Scrive nel 1818 una canzone patriottica e si rivolge con versi pieni di passione all’Italia, a una patria che è finita da secoli e che vive unicamente nelle rovine che ha lasciato il tramonto dell’impero romano. Quel grande spirito che l’aveva resa grande si è spento del tutto e al suo posto ci sono macerie materiali e immaginarie: la madre, che gli ha dato la luce, è stata spogliata della virtù e della gloria, di cui un’eco resta negli archi e nelle mura, e gli italiani che la abitano sono dei figli ingrati e degeneri. Da regina è diventata un’ancella che giace incatenata e nasconde la testa tra le ginocchia: dai suoi occhi, se li avesse, scorrerebbero per la vergogna lacrime a fiumi.
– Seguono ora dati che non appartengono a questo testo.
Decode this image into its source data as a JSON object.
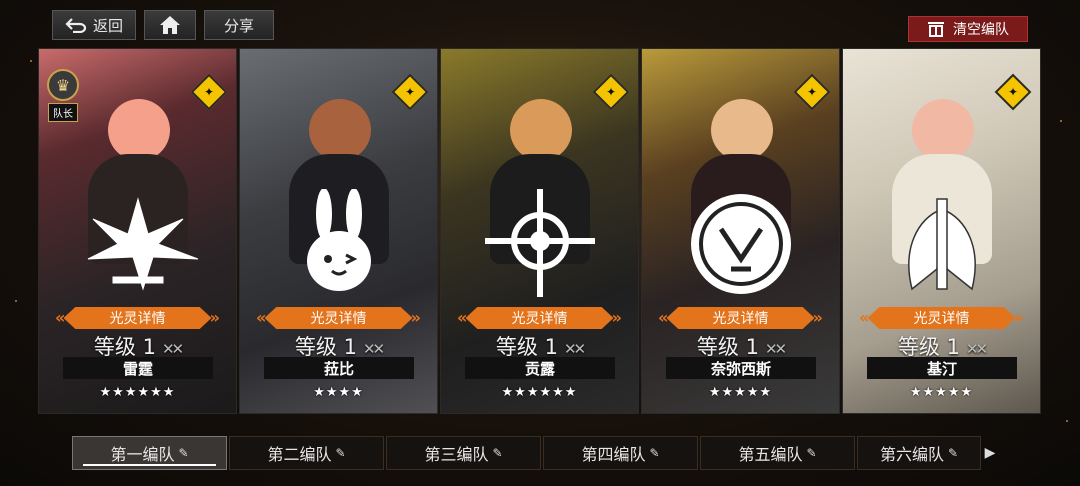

Giacomo soffre a vederla ridotta in tanta miseria. Lui è un figlio pietoso e nella corruzione generale dei costumi si fa voce nel deserto e canta le età antiche. Lì ci sono le vestigia dell’identità nazionale e la chiave per ritrovare la rotta nella crisi del presente. I giovani devono fare come i Greci delle Termopili: devono morire per la patria e non devono servire gli stranieri, che rubano le sue ricchezze e si servono dei suoi uomini per le loro guerre di potere. Gli scrittori a loro volta devono seguire l’esempio di Dante e Petrarca e devono costruire con le loro opere la nazione che non c’è. Se faranno rinascere quel cemento di ideali e passione, l’Italia risorgerà dalle sue ceneri.

Giacomo è pronto a mettere a disposizione della comunità la propria penna per rendere grande con il suo esempio e i suoi versi la patria. Se non può morire per lei, spera almeno di ottenere la gloria cantando le età antiche e quei valori che l’hanno fatta illustre per la gloria delle armi e delle arti.

Composta nel 1818 a Recanati, è una canzone di 7 strofe di 20 versi ognuna. Lo schema delle strofe dispari è ABcdABCeFGeFHGIhIMiM, mentre quello delle strofe pari segue l’andamento AbCDaBDEFgEfHgIHLMiM.